Traveling from St. Joseph, Missouri, to Baker City, Oregon, over the course of four months, Buck is accompanied by three cantankerous mules, his boisterous brother, Nick, and an “incurably filthy” Jack Russell terrier named Olive Oyl. Along the way, they dodge thunderstorms in Nebraska, chase runaway mules across the Wyoming plains, scout more than five hundred miles of nearly vanished trail on foot, cross the Rockies, and make desperate fifty-mile forced marches for water. The Buck brothers repair so many broken wheels and axels that they nearly reinvent the art of wagon travel itself. They also must reckon with the ghost of their father, an eccentric yet loveable dreamer whose memory inspired their journey across the plains and whose premature death, many years earlier, has haunted them both ever since.

But The Oregon Trail is much more than an epic adventure. It is also a lively and essential work of history that shatters the comforting myths about the trail years passed down by generations of Americans. Buck introduces readers to the largely forgotten roles played by trailblazing evangelists, friendly Indian tribes, female pioneers, bumbling U.S. Army cavalrymen, and the scam artists who flocked to the frontier to fleece the overland emigrants.
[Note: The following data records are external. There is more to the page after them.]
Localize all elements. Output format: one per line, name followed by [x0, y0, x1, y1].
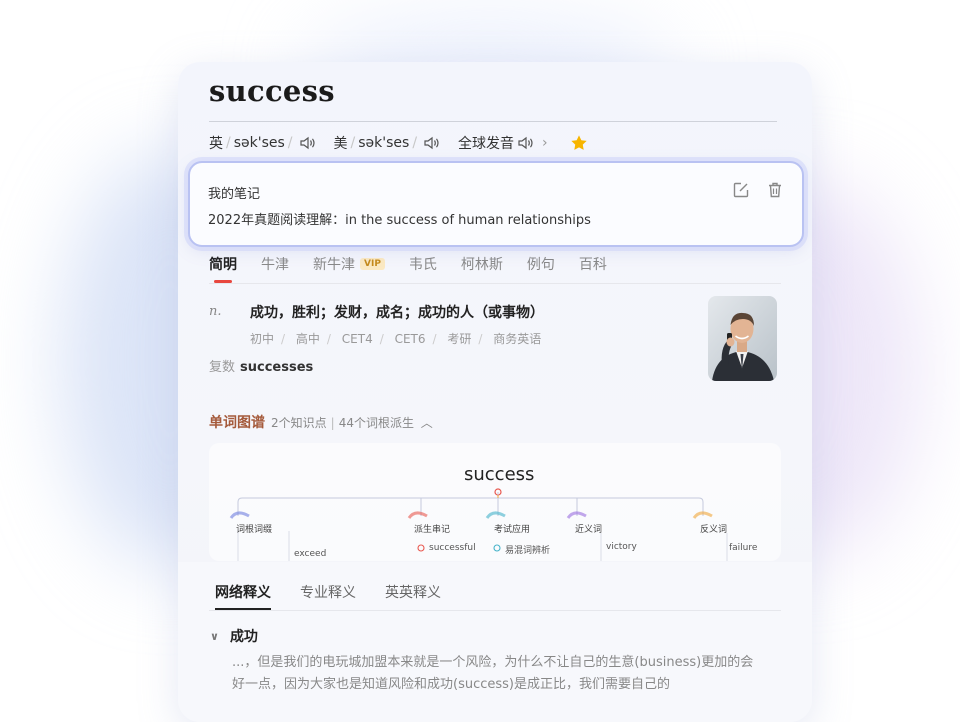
chevron-right-icon[interactable]: ›	[542, 135, 548, 151]
tab-label: 韦氏	[408, 257, 437, 273]
level-tag: CET6	[394, 332, 426, 346]
web-definition-heading[interactable]: ∨ 成功	[210, 626, 258, 646]
tab-web-definition[interactable]: 网络释义	[215, 582, 271, 610]
tab-webster[interactable]: 韦氏	[409, 254, 437, 274]
tab-english-definition[interactable]: 英英释义	[385, 582, 441, 602]
pron-label: 全球发音	[458, 136, 515, 152]
tab-label: 牛津	[261, 257, 289, 273]
tab-professional-definition[interactable]: 专业释义	[300, 582, 356, 602]
level-tag: 初中	[250, 332, 275, 346]
chevron-down-icon[interactable]: ∨	[210, 630, 219, 643]
tab-examples[interactable]: 例句	[527, 254, 555, 274]
leaf-confusable-words[interactable]: 易混词辨析	[505, 543, 550, 556]
pron-label: 美	[333, 136, 348, 152]
pron-phonetic: sək'ses	[358, 135, 410, 151]
web-definition-term: 成功	[229, 629, 258, 645]
headword: success	[209, 74, 335, 108]
tab-label: 新牛津	[313, 257, 355, 273]
speaker-icon[interactable]	[518, 136, 534, 150]
exam-levels: 初中 / 高中 / CET4/ CET6/ 考研 / 商务英语	[250, 332, 542, 346]
vip-badge: VIP	[360, 258, 385, 270]
note-content: 2022年真题阅读理解：in the success of human rela…	[208, 213, 591, 228]
headword-divider	[209, 121, 777, 122]
web-definition-panel: 网络释义 专业释义 英英释义 ∨ 成功 ...，但是我们的电玩城加盟本来就是一个…	[178, 562, 812, 722]
edit-icon[interactable]	[732, 181, 750, 199]
branch-exam-usage[interactable]: 考试应用	[494, 522, 530, 535]
dictionary-tabs: 简明 牛津 新牛津 VIP 韦氏 柯林斯 例句 百科	[209, 254, 631, 283]
pron-separator: /	[226, 135, 231, 151]
part-of-speech: n.	[209, 304, 222, 319]
my-note-card[interactable]: 我的笔记 2022年真题阅读理解：in the success of human…	[188, 161, 804, 247]
level-tag: 考研	[447, 332, 472, 346]
pronunciation-us[interactable]: 美 / sək'ses /	[334, 133, 441, 153]
tab-encyclopedia[interactable]: 百科	[579, 254, 607, 274]
tab-label: 简明	[209, 257, 237, 273]
leaf-exceed[interactable]: exceed	[294, 549, 326, 559]
plural-value: successes	[240, 360, 314, 375]
knowledge-count: 2个知识点	[271, 416, 327, 430]
level-tag: CET4	[341, 332, 373, 346]
pron-separator: /	[287, 135, 293, 151]
speaker-icon[interactable]	[424, 136, 440, 150]
derivation-count: 44个词根派生	[338, 416, 414, 430]
tab-oxford[interactable]: 牛津	[261, 254, 289, 274]
level-tag: 商务英语	[493, 332, 542, 346]
leaf-failure[interactable]: failure	[729, 543, 757, 553]
leaf-victory[interactable]: victory	[606, 542, 637, 552]
web-definition-text: ...，但是我们的电玩城加盟本来就是一个风险，为什么不让自己的生意(busine…	[232, 655, 754, 692]
note-title: 我的笔记	[208, 187, 261, 202]
pron-label: 英	[209, 136, 223, 152]
definition-text: 成功，胜利；发财，成名；成功的人（或事物）	[250, 305, 544, 321]
tab-label: 柯林斯	[460, 257, 503, 273]
speaker-icon[interactable]	[299, 136, 316, 150]
branch-antonyms[interactable]: 反义词	[700, 522, 727, 535]
pron-phonetic: sək'ses	[233, 135, 285, 151]
word-mind-map[interactable]: success 词根词缀 派生串记 考试应用 近义词 反义词 exceed su…	[209, 443, 781, 561]
favorite-star-icon[interactable]	[570, 134, 588, 152]
branch-synonyms[interactable]: 近义词	[575, 522, 602, 535]
branch-root-affix[interactable]: 词根词缀	[236, 522, 272, 535]
pron-separator: /	[412, 135, 418, 151]
pronunciation-row: 英 / sək'ses / 美 / sək'ses / 全球发音 ›	[209, 132, 588, 154]
leaf-successful[interactable]: successful	[429, 543, 476, 553]
tab-label: 例句	[526, 257, 555, 273]
tabs-divider	[209, 283, 781, 284]
tab-concise[interactable]: 简明	[209, 254, 237, 283]
branch-derivation[interactable]: 派生串记	[414, 522, 450, 535]
tab-label: 百科	[578, 257, 607, 273]
word-map-title: 单词图谱	[209, 404, 265, 432]
chevron-up-icon[interactable]: ︿	[421, 416, 433, 430]
tab-new-oxford[interactable]: 新牛津 VIP	[313, 254, 385, 274]
plural-form: 复数 successes	[209, 356, 313, 375]
level-tag: 高中	[295, 332, 320, 346]
tab-collins[interactable]: 柯林斯	[461, 254, 503, 274]
definition-source-tabs: 网络释义 专业释义 英英释义	[215, 582, 470, 610]
pronunciation-global[interactable]: 全球发音 ›	[458, 133, 548, 153]
pron-separator: /	[350, 135, 356, 151]
delete-icon[interactable]	[766, 181, 784, 199]
pronunciation-uk[interactable]: 英 / sək'ses /	[209, 133, 316, 153]
word-map-summary[interactable]: 2个知识点 | 44个词根派生 ︿	[271, 414, 433, 431]
mind-map-center-word: success	[464, 464, 535, 485]
bottom-tabs-divider	[209, 610, 781, 611]
word-illustration-image	[708, 296, 777, 381]
plural-label: 复数	[209, 360, 236, 375]
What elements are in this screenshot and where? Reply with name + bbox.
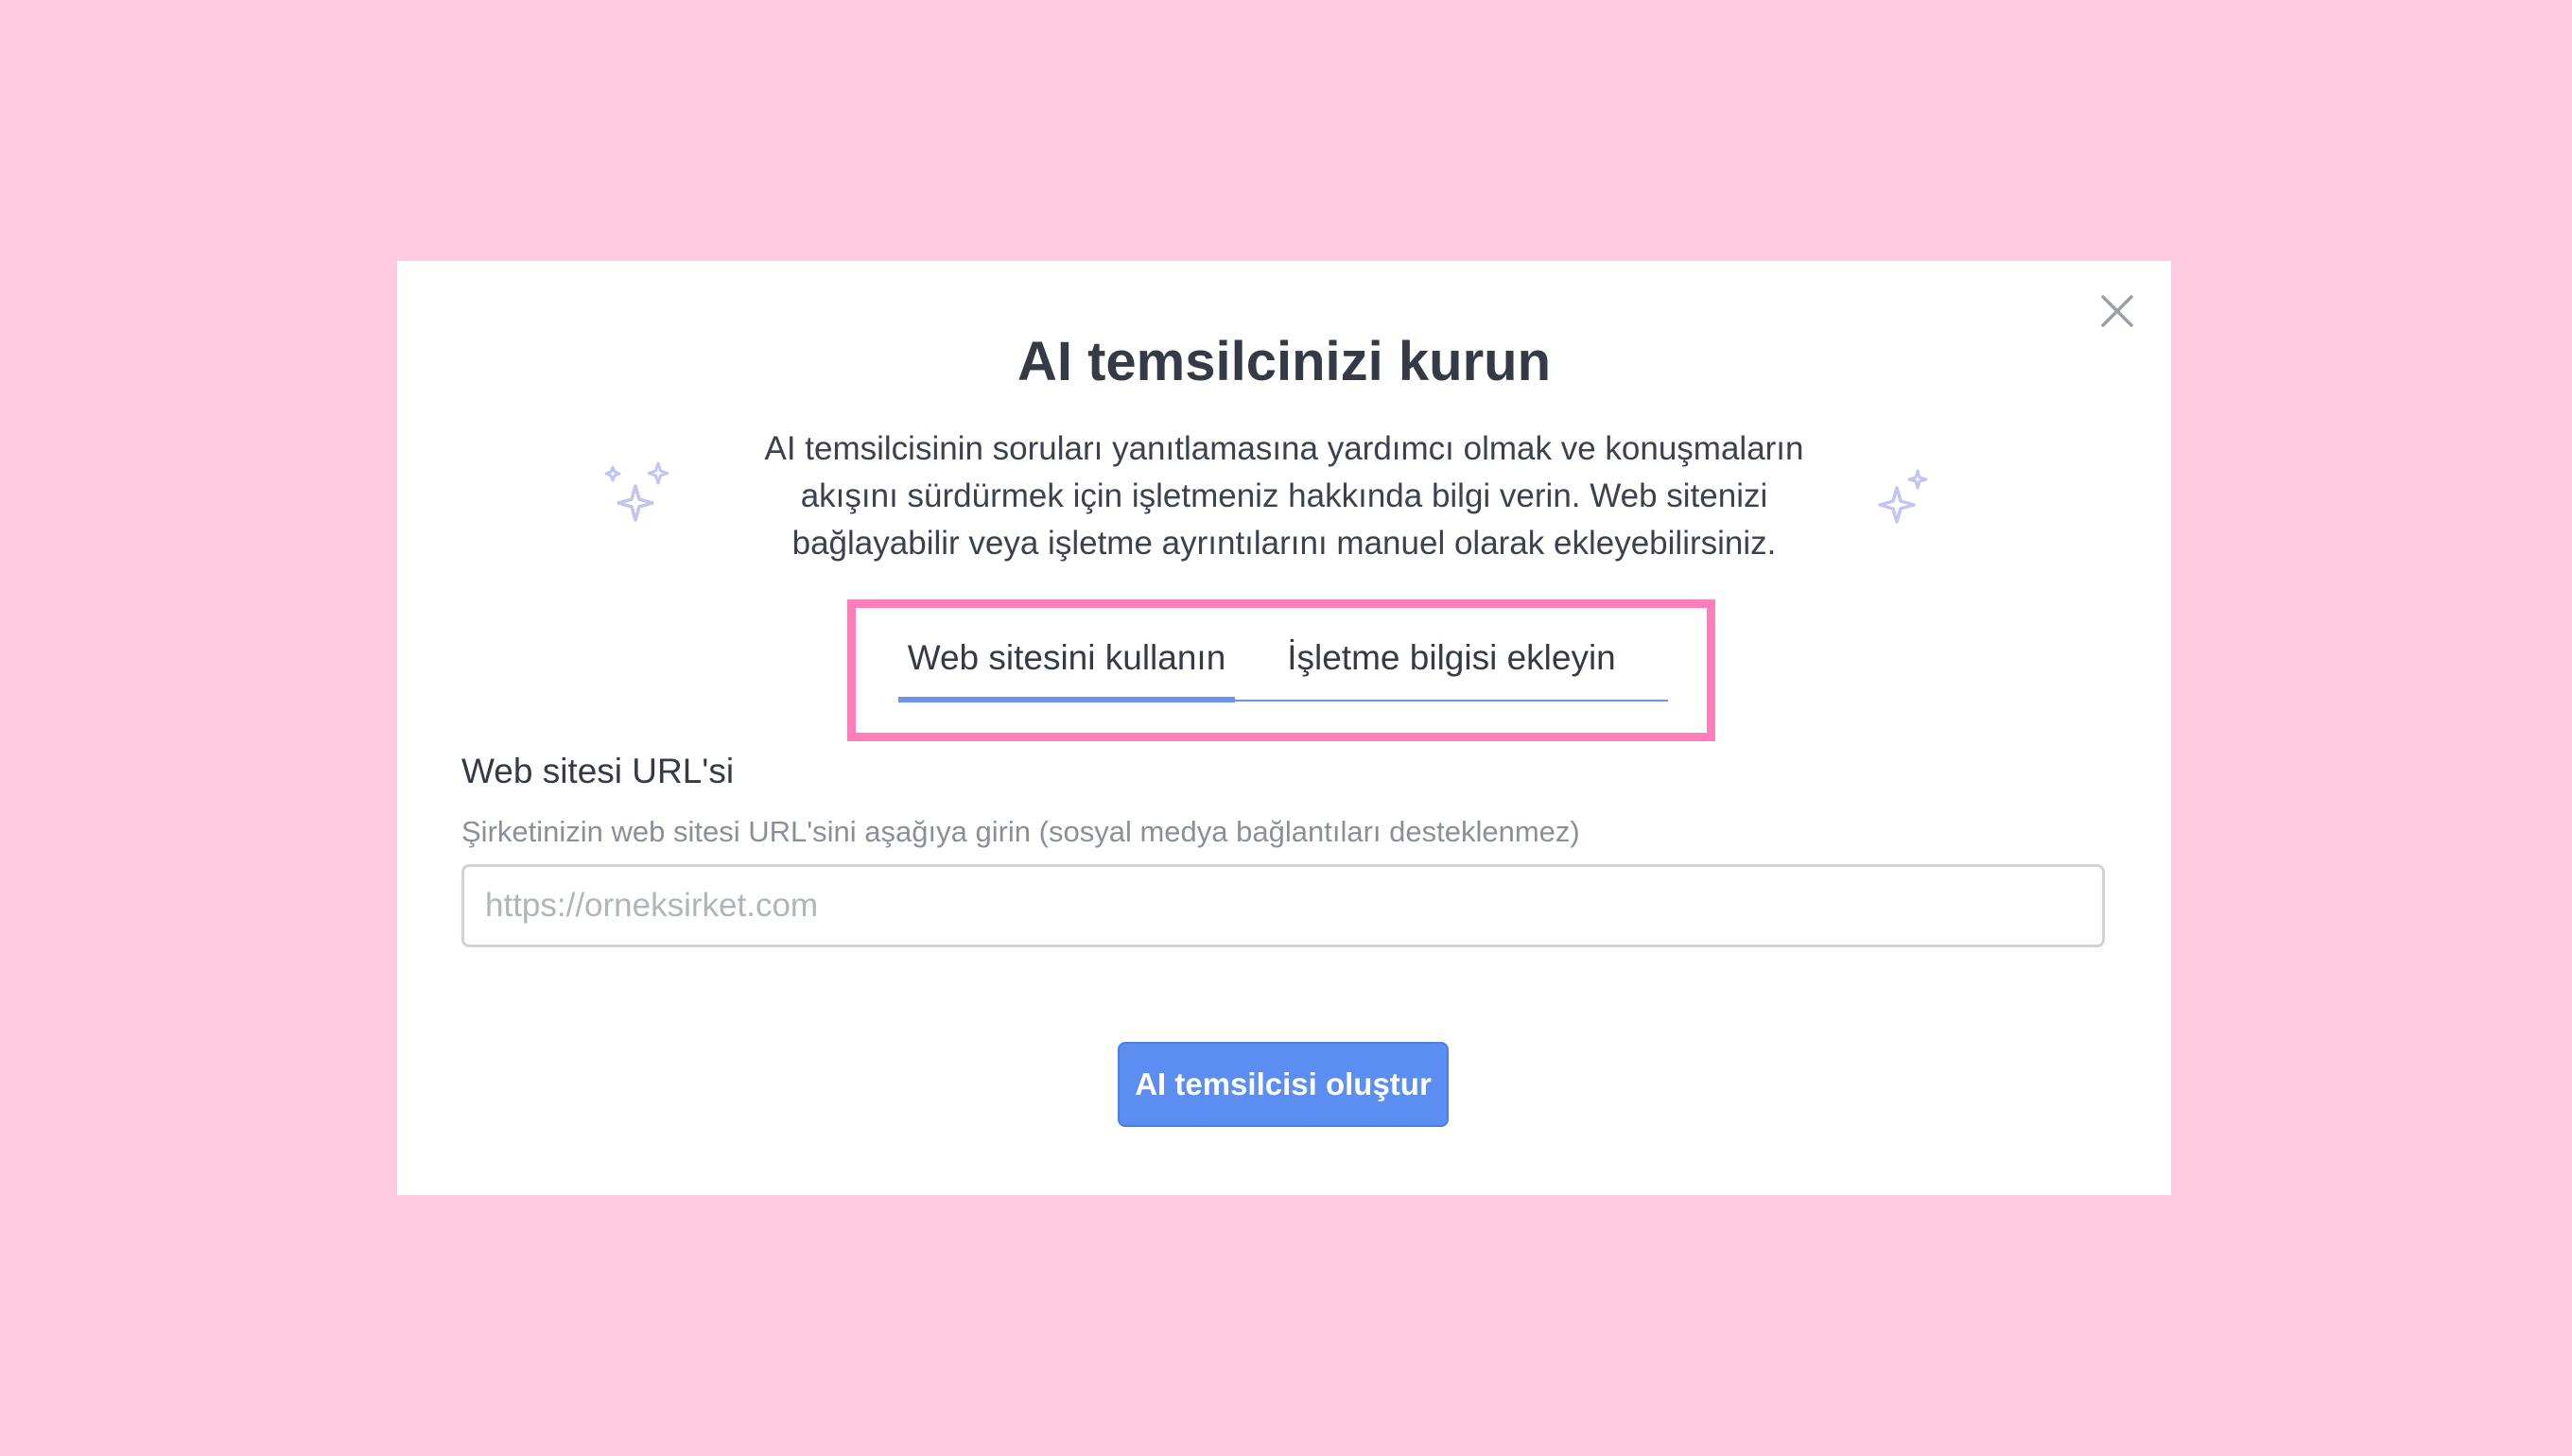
sparkle-icon (1878, 467, 1931, 526)
sparkle-icon (601, 454, 686, 539)
create-ai-agent-button[interactable]: AI temsilcisi oluştur (1118, 1042, 1449, 1127)
website-url-input[interactable] (461, 864, 2105, 947)
tab-use-website[interactable]: Web sitesini kullanın (898, 628, 1235, 702)
url-field-help: Şirketinizin web sitesi URL'sini aşağıya… (461, 815, 1580, 848)
dialog-description: AI temsilcisinin soruları yanıtlamasına … (764, 430, 1804, 562)
url-field-label: Web sitesi URL'si (461, 752, 735, 790)
source-tabs: Web sitesini kullanın İşletme bilgisi ek… (898, 628, 1668, 702)
tab-add-business-info[interactable]: İşletme bilgisi ekleyin (1235, 628, 1668, 700)
dialog-title: AI temsilcinizi kurun (1017, 331, 1551, 392)
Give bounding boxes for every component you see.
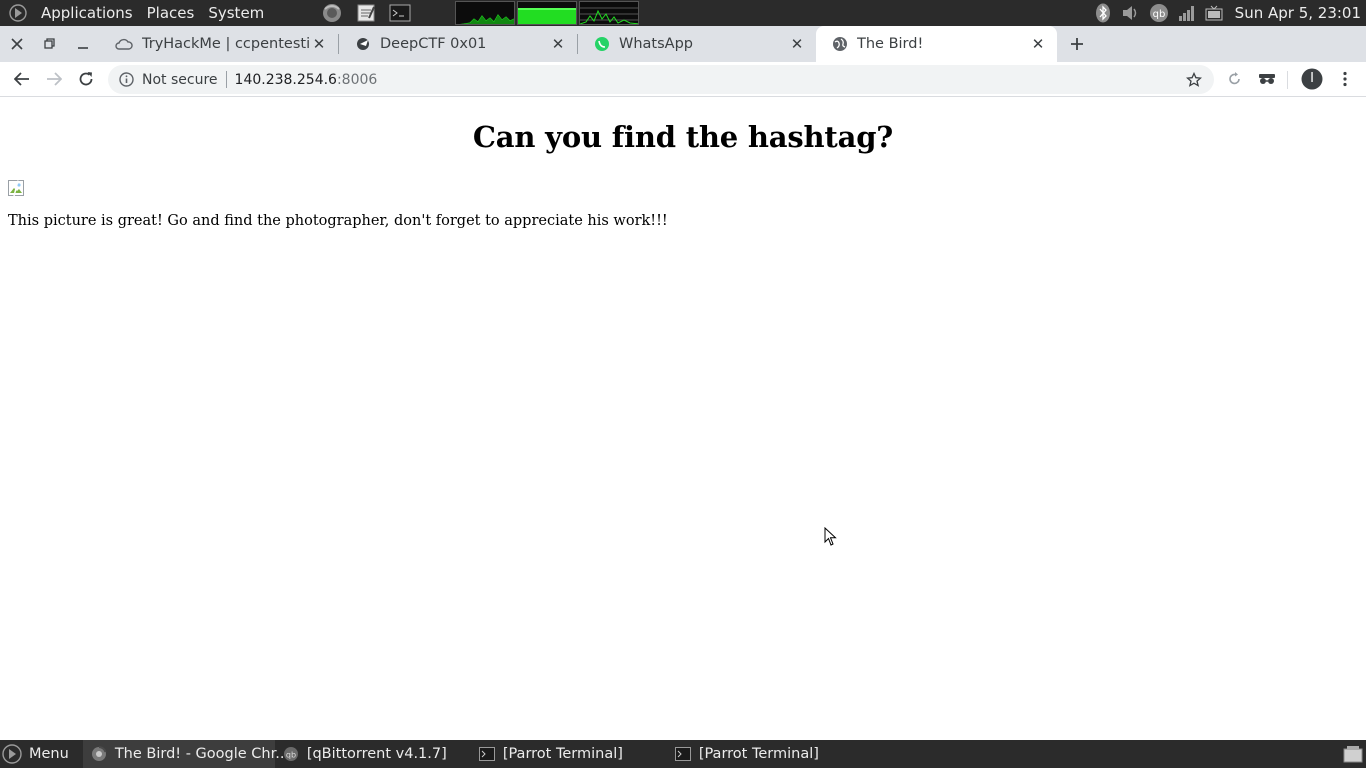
browser-toolbar: Not secure 140.238.254.6 :8006 I bbox=[0, 62, 1366, 97]
svg-text:qb: qb bbox=[286, 751, 296, 760]
cpu-graph bbox=[455, 1, 516, 25]
top-system-panel: Applications Places System qb Sun Apr 5,… bbox=[0, 0, 1366, 26]
broken-image-icon[interactable] bbox=[8, 180, 24, 197]
tab-close-button[interactable]: ✕ bbox=[549, 35, 567, 53]
qbittorrent-icon[interactable]: qb bbox=[1148, 2, 1170, 24]
system-tray: qb Sun Apr 5, 23:01 bbox=[1089, 0, 1366, 26]
minimize-icon bbox=[77, 47, 88, 49]
new-tab-button[interactable] bbox=[1057, 26, 1097, 62]
network-signal-icon[interactable] bbox=[1176, 2, 1198, 24]
tab-tryhackme[interactable]: TryHackMe | ccpentesting ✕ bbox=[99, 26, 338, 62]
tab-title: The Bird! bbox=[857, 36, 924, 52]
page-heading: Can you find the hashtag? bbox=[472, 120, 894, 154]
taskbar-item-label: [Parrot Terminal] bbox=[502, 746, 623, 762]
tab-title: TryHackMe | ccpentesting bbox=[142, 36, 310, 52]
info-icon bbox=[119, 72, 134, 87]
reload-icon bbox=[79, 72, 93, 86]
circular-arrow-icon bbox=[1229, 72, 1240, 85]
taskbar-item-label: [qBittorrent v4.1.7] bbox=[306, 746, 447, 762]
tab-close-button[interactable]: ✕ bbox=[310, 35, 328, 53]
menu-label: Menu bbox=[29, 746, 69, 762]
start-menu-button[interactable]: Menu bbox=[0, 740, 79, 768]
toolbar-divider bbox=[1287, 71, 1288, 89]
tab-close-button[interactable]: ✕ bbox=[1029, 35, 1047, 53]
window-close-button[interactable] bbox=[0, 26, 33, 62]
taskbar-item-terminal[interactable]: [Parrot Terminal] bbox=[667, 740, 863, 768]
mouse-cursor-icon bbox=[824, 526, 838, 547]
browser-tab-strip: TryHackMe | ccpentesting ✕ DeepCTF 0x01 … bbox=[0, 26, 1366, 62]
tab-close-button[interactable]: ✕ bbox=[788, 35, 806, 53]
incognito-extension-button[interactable] bbox=[1251, 63, 1283, 95]
url-port: :8006 bbox=[336, 71, 378, 88]
reload-button[interactable] bbox=[70, 63, 102, 95]
security-indicator[interactable]: Not secure bbox=[108, 72, 218, 88]
plus-icon bbox=[1071, 38, 1083, 50]
bookmark-star-button[interactable] bbox=[1184, 70, 1204, 90]
workspace-switcher-icon[interactable] bbox=[1342, 743, 1364, 765]
mask-icon bbox=[1259, 74, 1275, 84]
star-icon bbox=[1186, 72, 1202, 87]
forward-button[interactable] bbox=[38, 63, 70, 95]
tab-whatsapp[interactable]: WhatsApp ✕ bbox=[578, 26, 816, 62]
taskbar-item-qbittorrent[interactable]: qb [qBittorrent v4.1.7] bbox=[275, 740, 471, 768]
whatsapp-icon bbox=[595, 37, 609, 51]
places-menu[interactable]: Places bbox=[140, 0, 202, 26]
chrome-icon bbox=[91, 746, 107, 762]
bottom-taskbar: Menu The Bird! - Google Chr... qb [qBitt… bbox=[0, 740, 1366, 768]
applications-menu[interactable]: Applications bbox=[34, 0, 140, 26]
tab-the-bird[interactable]: The Bird! ✕ bbox=[816, 26, 1057, 62]
back-button[interactable] bbox=[6, 63, 38, 95]
globe-icon bbox=[833, 37, 847, 51]
restore-icon bbox=[43, 38, 55, 49]
parrot-logo-icon bbox=[2, 744, 22, 764]
ctf-icon bbox=[357, 38, 369, 50]
close-icon bbox=[10, 38, 23, 50]
profile-avatar[interactable]: I bbox=[1296, 63, 1328, 95]
qbittorrent-icon: qb bbox=[283, 746, 299, 762]
url-host: 140.238.254.6 bbox=[234, 71, 337, 88]
firefox-icon[interactable] bbox=[320, 2, 344, 24]
bluetooth-icon[interactable] bbox=[1092, 2, 1114, 24]
window-restore-button[interactable] bbox=[33, 26, 66, 62]
text-editor-icon[interactable] bbox=[354, 2, 378, 24]
volume-icon[interactable] bbox=[1120, 2, 1142, 24]
terminal-icon bbox=[478, 746, 495, 762]
tab-title: WhatsApp bbox=[619, 36, 693, 52]
address-bar[interactable]: Not secure 140.238.254.6 :8006 bbox=[108, 65, 1214, 94]
page-body-text: This picture is great! Go and find the p… bbox=[8, 213, 668, 229]
arrow-right-icon bbox=[47, 72, 62, 86]
svg-text:qb: qb bbox=[1152, 9, 1165, 20]
taskbar-item-chrome[interactable]: The Bird! - Google Chr... bbox=[82, 740, 289, 768]
tab-title: DeepCTF 0x01 bbox=[380, 36, 487, 52]
system-menu[interactable]: System bbox=[201, 0, 271, 26]
more-vertical-icon bbox=[1343, 71, 1347, 87]
cloud-icon bbox=[115, 38, 133, 50]
taskbar-item-label: [Parrot Terminal] bbox=[698, 746, 819, 762]
battery-icon[interactable] bbox=[1204, 2, 1226, 24]
terminal-icon[interactable] bbox=[388, 2, 412, 24]
parrot-logo-icon[interactable] bbox=[8, 3, 28, 23]
window-minimize-button[interactable] bbox=[66, 26, 99, 62]
network-graph bbox=[579, 1, 640, 25]
browser-menu-button[interactable] bbox=[1329, 63, 1361, 95]
security-label: Not secure bbox=[142, 71, 218, 88]
omnibox-divider bbox=[225, 71, 227, 88]
extension-button[interactable] bbox=[1219, 63, 1251, 95]
arrow-left-icon bbox=[14, 72, 29, 86]
profile-initial: I bbox=[1310, 71, 1314, 86]
taskbar-item-terminal[interactable]: [Parrot Terminal] bbox=[471, 740, 667, 768]
web-page-content: Can you find the hashtag? This picture i… bbox=[0, 98, 1366, 740]
tab-deepctf[interactable]: DeepCTF 0x01 ✕ bbox=[339, 26, 577, 62]
terminal-icon bbox=[674, 746, 691, 762]
memory-graph bbox=[517, 1, 578, 25]
taskbar-item-label: The Bird! - Google Chr... bbox=[114, 746, 290, 762]
clock[interactable]: Sun Apr 5, 23:01 bbox=[1229, 4, 1366, 22]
Generous portions of the book are devoted to the history of old and appealing things like the mule and the wagon. We also learn how the trail accelerated American economic development. Most arresting, perhaps, are the stories of the pioneers themselves—ordinary families whose extraordinary courage and sacrifice made this country what it became.

At once a majestic journey across the West, a significant work of history, and a moving personal saga,The Oregon Trail draws readers into the journey of a lifetime. It is a wildly ambitious work of nonfiction from a true American original. It is a book with a heart as big as the country it crosses.

Review: This was a fascinating read because it piques the readers interest on so many different levels. On the surface, this is a tale of the author's trip and adventures along the Oregon Trail today, but he also pulls in accounts and experiences of the original pioneers on the trail. It is also part social commentary on the state of these united states, and our challenges as a "connected," fast-paced society. There is a bit of memoir feel to it as well as Buck sorts through his feelings about his father and the dynamics of his family.

At times the details of their adventure became a little tedious, but with a story so "American" it's easy to see why this is a hot book right now.